New state-of-the-art handheld antenna models pave the way for 6G
As outlined in our recent blog post, "The 6G Train Has Left the Station," 3GPP has begun the standardization process for 6G technology. A crucial component of 6G Radio (6GR) will be the MIMO (Multiple Input Multiple Output) solution, designed to deliver significant performance gains over today’s 5G networks. This improvement will be achieved through a streamlined and efficient 6G MIMO design, featuring a unified Transmission Control Information (TCI) framework that supports a greater number of MIMO layers and ports.
To define the most effective 6G MIMO solutions, 3GPP will evaluate multiple design options using extensive simulations. But for these simulations to guide sound design decisions, they must be built on accurate models that capture all critical influencing factors.

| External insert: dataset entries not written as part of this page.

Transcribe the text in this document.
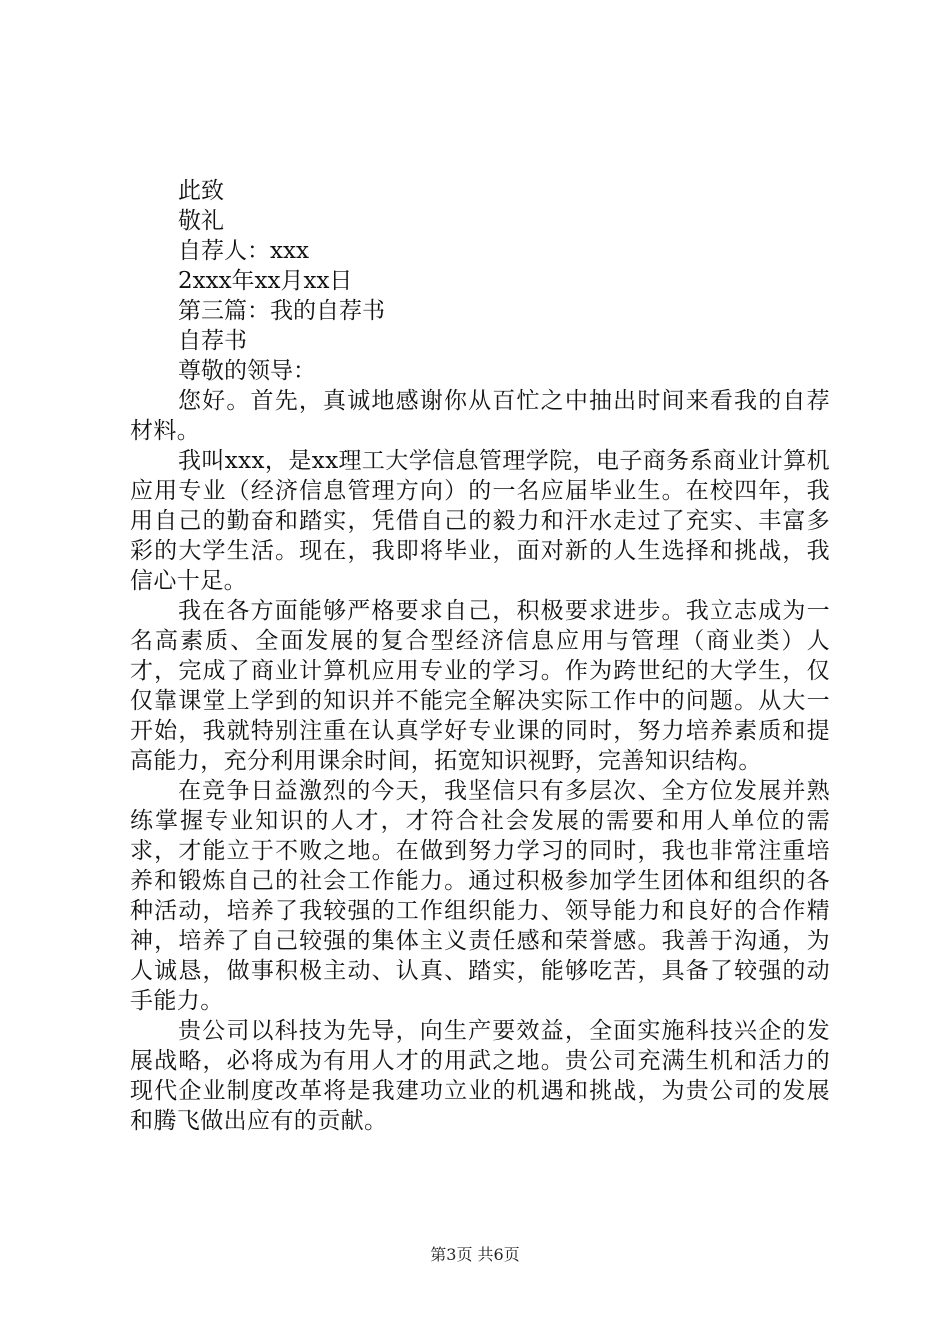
此致
敬礼
自荐人：xxx
2xxx年xx月xx日
第三篇：我的自荐书
自荐书
尊敬的领导：

您好。首先，真诚地感谢你从百忙之中抽出时间来看我的自荐材料。

我叫xxx，是xx理工大学信息管理学院，电子商务系商业计算机应用专业（经济信息管理方向）的一名应届毕业生。在校四年，我用自己的勤奋和踏实，凭借自己的毅力和汗水走过了充实、丰富多彩的大学生活。现在，我即将毕业，面对新的人生选择和挑战，我信心十足。

我在各方面能够严格要求自己，积极要求进步。我立志成为一名高素质、全面发展的复合型经济信息应用与管理（商业类）人才，完成了商业计算机应用专业的学习。作为跨世纪的大学生，仅仅靠课堂上学到的知识并不能完全解决实际工作中的问题。从大一开始，我就特别注重在认真学好专业课的同时，努力培养素质和提高能力，充分利用课余时间，拓宽知识视野，完善知识结构。

在竞争日益激烈的今天，我坚信只有多层次、全方位发展并熟练掌握专业知识的人才，才符合社会发展的需要和用人单位的需求，才能立于不败之地。在做到努力学习的同时，我也非常注重培养和锻炼自己的社会工作能力。通过积极参加学生团体和组织的各种活动，培养了我较强的工作组织能力、领导能力和良好的合作精神，培养了自己较强的集体主义责任感和荣誉感。我善于沟通，为人诚恳，做事积极主动、认真、踏实，能够吃苦，具备了较强的动手能力。

贵公司以科技为先导，向生产要效益，全面实施科技兴企的发展战略，必将成为有用人才的用武之地。贵公司充满生机和活力的现代企业制度改革将是我建功立业的机遇和挑战，为贵公司的发展和腾飞做出应有的贡献。

第3页 共6页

Realistic mobile terminal modeling, particularly for multi-antenna smartphone systems, is therefore essential. This blog focuses on that aspect.
Why an upgrade was necessary
The old user equipment (UE) antenna model was based on overly idealized assumptions, namely a dual-polarized Uniform Linear Array (ULA) with uniform isotropic radiation patterns and perfect isolation between all elements. This approach, while mathematically convenient, fails to capture the complexities of real-world handheld devices. Specifically, it neglects the following:
- Highly directive antenna radiation patterns: Real-world antennas exhibit maximum gain in different angular directions.
- Non-orthogonal antenna pairs: Single-port antennas in handheld devices are rarely perfectly orthogonal.
- Irregular antenna spacing: Antenna placement in actual devices is far from uniform.
- User interaction effects: The way users hold devices greatly impacts antenna performance, creating power imbalances not reflected in the old model's simplistic near-field blockage model.
These limitations would have hindered the accuracy of simulations, ultimately forcing an erroneous optimization space to improve the performance of 6G technologies.
New state-of-the-art UE antenna model:
The new state-of-art UE antenna and blockage model introduced by Nokia, addresses these shortcomings head-on. Based on a realistic smartphone form factor dimension (150x70x0 mm), it incorporates eight potential antenna locations with non-uniform spacings, as shown in Figure 1:
A new UE antenna radiation pattern with a directivity of 5.3 dBi is placed at each location with a unique orientation. This ensures that the maximum gain direction differs for each antenna position, accurately reflecting realistic antenna behavior influenced by the device form factor. The model also decomposes the gain pattern into orthogonal Theta and Phi field components, providing a more comprehensive representation of polarization effects.
Furthermore, the enhanced near-field blockage model uses varying attenuation values for different antenna locations and user scenarios, including free space, Cellular Telephone Industries Association (CTIA) defined right-hand browsing, Nokia dual-hand browsing, and CTIA defined right-hand/head-talk. This granular approach captures blockage variations across antenna ports, leading to significantly more accurate simulations.
The Impact:
- Uplink MIMO: New MIMO codebooks and procedures will be optimized based on realistic antenna behavior.
- CSI Acquisition: Sounding Reference Signal (SRS)-based acquisition for both uplink and downlink MIMO will be more accurate.
- Mobility: The highly directive nature of the new antennas will lead to a more sectorized user experience pattern, allowing enhancements in mobility management.
- Power Control: Algorithms can be refined for greater precision.
- RAN4 Requirements: This includes over-the-air conformance testing.
- Simulation Accuracy: Both link-level and system-level simulations will yield more reliable results.
In conclusion, the new 3GPP state-of-the-art UE antenna model proposed by Nokia marks an important leap forward in problem modelling for next-generation mobile communications. By integrating realistic antenna characteristics and user interaction effects, it enables more accurate simulations, smarter optimizations, and ultimately, higher performing 6G systems. This advancement underscores Nokia’s commitment to pushing the boundaries of connectivity and shaping the future of wireless communication.